A SAINT OUEN LES DESSOUS DE LA VILLE

LES AFFAIRES IMMOBILIERES QUAND LA VILLE DONNE DANS L ILLEGALITE

08 mars 2007

C'EST PAS L'AVOCAT ,C'EST LE DOCTEUR

ON PEUT PAS TOUT DIRE ENCORE

Pour l'instant , des éléments des dossiers ne peuvent pas vous ètre révélés , mais c'est une question de temps très peu de temps , en attendant , voici des éléments qui peuvent servir à des PROPRI2TAIRES SPOLIES par Mme Le MAIRE JACQUELINE ROUILLON et ses copains de SAINT OUEN ou aux autres propriètaires des communes concernées par ces pratiques

Pour que le DPU soit légalement exercé, il faut à la fois que la décision ait été notifiée au propriétaire intéressé ou à son mandataire dans le délai de deux mois et que, dans ce même délai, elle ait été transmise au préfet afin d’être exécutoire (CAA Marseille 3 mai 2001, Cne de Crillon le Brave, n°98MA00749). A défaut de l’une de ces deux conditions, la décision de préemption est illégale. (CE 15 mai 2002, Ville de Paris c/ Association cultuelle des Témoins de Jéhovah, req. n°230.015).', '

L’article L.213-2 du Code de l’urbanisme dispose que le silence du titulaire du DPU pendant deux mois à compter de la réception de la DIA vaut renonciation à l’exercice de ce droit.
Article L.213-2 du Code l’urbanisme « Le silence du titulaire du droit de préemption pendant deux mois à compter de la réception de la déclaration mentionnée au premier alinéa vaut renonciation à l'exercice du droit de préemption. »

On peut considérer qu’il n’y a véritablement une décision de préemption que si, d’une part, la commune manifeste clairement son intention d’acquérir et, d’autre part, fait connaître le prix auquel elle est acquéreur (TA Nice, 17 octobre 1996, Mme Geneviève Crossa-Raynaud et autres c/ Cne de Beausoleil, BJDU 1997, n°1, p. 53).

Une lettre adressée dans le délai de deux mois, exprimant l’intention d’acquérir mais ne comportant aucune offre de prix, et qui se contente de faire référence à la demande d’estimation faite aux services des domaines, est sans valeur.

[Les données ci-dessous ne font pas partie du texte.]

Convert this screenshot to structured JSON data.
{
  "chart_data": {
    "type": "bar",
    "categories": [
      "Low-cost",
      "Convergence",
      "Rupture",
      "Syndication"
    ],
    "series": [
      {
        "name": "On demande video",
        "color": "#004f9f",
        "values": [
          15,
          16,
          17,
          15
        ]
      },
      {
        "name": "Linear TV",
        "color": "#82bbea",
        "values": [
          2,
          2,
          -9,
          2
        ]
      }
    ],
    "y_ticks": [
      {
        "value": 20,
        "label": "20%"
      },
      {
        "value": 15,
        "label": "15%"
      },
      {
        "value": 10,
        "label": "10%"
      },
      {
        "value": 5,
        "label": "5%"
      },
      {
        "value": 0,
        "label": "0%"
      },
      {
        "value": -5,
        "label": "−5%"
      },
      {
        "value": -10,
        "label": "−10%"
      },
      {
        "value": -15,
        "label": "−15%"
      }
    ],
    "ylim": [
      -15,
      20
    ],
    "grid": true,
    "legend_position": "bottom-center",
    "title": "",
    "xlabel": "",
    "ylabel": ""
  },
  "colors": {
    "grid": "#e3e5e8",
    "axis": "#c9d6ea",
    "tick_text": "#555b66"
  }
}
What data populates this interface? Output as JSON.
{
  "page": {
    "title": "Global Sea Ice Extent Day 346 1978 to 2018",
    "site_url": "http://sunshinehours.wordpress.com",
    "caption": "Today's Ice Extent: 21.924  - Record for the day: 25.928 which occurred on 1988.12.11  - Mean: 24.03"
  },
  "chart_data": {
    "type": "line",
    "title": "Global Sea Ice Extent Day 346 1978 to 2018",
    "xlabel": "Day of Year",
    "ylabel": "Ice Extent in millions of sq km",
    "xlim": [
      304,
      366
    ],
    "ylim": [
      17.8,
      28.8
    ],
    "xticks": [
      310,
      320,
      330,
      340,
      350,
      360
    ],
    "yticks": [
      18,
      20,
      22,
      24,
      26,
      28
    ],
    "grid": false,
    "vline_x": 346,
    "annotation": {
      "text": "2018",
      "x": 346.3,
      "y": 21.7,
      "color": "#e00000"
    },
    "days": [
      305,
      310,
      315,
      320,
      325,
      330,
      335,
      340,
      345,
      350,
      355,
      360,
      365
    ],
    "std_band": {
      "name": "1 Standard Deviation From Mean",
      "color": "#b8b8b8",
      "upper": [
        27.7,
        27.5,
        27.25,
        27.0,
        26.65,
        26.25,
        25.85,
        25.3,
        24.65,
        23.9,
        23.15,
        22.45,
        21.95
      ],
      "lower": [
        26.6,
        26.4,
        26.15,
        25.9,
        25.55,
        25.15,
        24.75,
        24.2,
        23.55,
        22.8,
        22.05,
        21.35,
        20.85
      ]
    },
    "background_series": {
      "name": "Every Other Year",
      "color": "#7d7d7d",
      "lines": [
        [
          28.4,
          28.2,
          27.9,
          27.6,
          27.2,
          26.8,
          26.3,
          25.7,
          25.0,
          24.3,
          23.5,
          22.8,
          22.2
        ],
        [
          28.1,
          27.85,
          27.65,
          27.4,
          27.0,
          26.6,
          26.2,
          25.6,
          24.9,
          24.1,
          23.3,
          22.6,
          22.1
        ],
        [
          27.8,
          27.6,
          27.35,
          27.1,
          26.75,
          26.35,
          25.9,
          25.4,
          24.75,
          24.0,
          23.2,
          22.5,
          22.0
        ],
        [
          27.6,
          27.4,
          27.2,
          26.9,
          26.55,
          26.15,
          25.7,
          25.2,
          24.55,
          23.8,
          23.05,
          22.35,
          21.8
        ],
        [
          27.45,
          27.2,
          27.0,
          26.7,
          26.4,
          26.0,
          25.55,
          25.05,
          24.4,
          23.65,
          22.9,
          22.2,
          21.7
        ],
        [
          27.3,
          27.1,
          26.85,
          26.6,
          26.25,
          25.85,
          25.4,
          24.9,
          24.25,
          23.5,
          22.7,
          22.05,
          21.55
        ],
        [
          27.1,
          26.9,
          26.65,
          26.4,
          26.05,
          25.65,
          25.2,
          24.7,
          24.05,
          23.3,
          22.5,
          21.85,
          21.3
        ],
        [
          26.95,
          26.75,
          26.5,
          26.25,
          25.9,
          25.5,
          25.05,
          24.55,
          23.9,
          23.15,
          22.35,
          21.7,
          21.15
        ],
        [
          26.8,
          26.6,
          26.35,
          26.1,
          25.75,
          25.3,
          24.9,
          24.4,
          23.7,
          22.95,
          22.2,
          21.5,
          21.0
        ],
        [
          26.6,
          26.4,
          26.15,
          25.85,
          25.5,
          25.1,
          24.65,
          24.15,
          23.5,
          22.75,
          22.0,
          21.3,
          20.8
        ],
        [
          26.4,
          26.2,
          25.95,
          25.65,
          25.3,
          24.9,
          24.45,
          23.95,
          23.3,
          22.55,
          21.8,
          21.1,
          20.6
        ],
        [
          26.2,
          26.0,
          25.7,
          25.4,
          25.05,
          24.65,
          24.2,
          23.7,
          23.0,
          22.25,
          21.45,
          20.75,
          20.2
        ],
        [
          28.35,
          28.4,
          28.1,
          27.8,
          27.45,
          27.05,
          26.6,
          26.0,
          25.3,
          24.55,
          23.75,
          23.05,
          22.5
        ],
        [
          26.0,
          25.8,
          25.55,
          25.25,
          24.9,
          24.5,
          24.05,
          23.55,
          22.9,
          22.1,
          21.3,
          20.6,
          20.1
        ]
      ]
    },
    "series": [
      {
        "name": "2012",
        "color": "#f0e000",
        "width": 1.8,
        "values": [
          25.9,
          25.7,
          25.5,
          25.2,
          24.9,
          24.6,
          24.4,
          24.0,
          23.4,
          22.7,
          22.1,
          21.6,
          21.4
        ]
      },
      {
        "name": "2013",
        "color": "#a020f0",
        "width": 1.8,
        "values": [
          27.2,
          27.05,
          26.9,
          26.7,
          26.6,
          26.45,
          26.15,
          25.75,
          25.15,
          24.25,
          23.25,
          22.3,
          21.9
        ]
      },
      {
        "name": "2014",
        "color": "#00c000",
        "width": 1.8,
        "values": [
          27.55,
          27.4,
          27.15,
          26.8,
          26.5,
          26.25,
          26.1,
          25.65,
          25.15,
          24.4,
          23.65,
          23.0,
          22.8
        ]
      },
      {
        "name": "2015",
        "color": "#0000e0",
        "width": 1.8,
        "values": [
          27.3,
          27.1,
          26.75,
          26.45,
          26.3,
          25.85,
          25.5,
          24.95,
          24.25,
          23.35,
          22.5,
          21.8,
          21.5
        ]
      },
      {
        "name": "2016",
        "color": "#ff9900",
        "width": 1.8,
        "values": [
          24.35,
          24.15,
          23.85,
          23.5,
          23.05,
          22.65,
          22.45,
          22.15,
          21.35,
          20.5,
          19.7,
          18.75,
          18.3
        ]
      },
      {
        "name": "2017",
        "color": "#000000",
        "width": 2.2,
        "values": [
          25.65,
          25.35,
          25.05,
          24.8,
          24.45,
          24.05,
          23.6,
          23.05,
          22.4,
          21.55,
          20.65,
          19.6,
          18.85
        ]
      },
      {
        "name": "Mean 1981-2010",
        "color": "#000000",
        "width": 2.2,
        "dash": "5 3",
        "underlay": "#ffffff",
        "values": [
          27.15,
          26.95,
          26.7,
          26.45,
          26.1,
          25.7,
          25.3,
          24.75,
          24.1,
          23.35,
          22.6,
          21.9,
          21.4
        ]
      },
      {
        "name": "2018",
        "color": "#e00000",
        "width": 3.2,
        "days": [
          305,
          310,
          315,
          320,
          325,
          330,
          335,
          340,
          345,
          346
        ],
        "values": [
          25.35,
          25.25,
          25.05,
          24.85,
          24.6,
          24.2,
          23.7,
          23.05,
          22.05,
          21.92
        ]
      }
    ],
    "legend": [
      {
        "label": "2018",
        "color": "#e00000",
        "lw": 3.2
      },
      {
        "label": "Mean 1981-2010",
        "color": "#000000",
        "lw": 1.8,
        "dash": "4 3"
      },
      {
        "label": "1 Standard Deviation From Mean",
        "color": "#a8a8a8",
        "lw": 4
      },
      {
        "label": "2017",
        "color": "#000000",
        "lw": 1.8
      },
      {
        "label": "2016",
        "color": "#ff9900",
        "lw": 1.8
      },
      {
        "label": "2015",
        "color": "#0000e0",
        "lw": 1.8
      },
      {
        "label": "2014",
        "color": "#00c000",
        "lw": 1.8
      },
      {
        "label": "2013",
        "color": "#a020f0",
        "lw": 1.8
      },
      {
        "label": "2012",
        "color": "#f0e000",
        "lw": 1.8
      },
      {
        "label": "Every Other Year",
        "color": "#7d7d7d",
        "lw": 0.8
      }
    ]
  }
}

La titulaire du DPU doit être regardé comme ayant renoncé à exercer son droit de préemption (CE Paris 14 juin 1990, Ville de Cachan, JCP éd. N 1990, n°45 ; TA Nice 17 octobre 1996, Mme Geneviève Crossa-Raynaud et autres c/ Cne de Beausoleil, BJDU 1997, n°1, p. 53).

Si un conseil municipal prend une délibération décidant d’exercer le droit de préemption dans le délai de deux mois, mais si cette délibération est notifiée au vendeur une fois ce délai expiré, la commune doit être regardée comme ayant renoncé à l’exercice de son droit. (Cass. 3ème civ. 4 juillet 1984, Epx Girault c/ Bénarous et autres, Gaz. Pal. 9 mars 1985, p. 23).

Posté par saintouen1 à 03:32 - JURIDIQUE - Commentaires [1] - Rétroliens [0] - Permalien [#]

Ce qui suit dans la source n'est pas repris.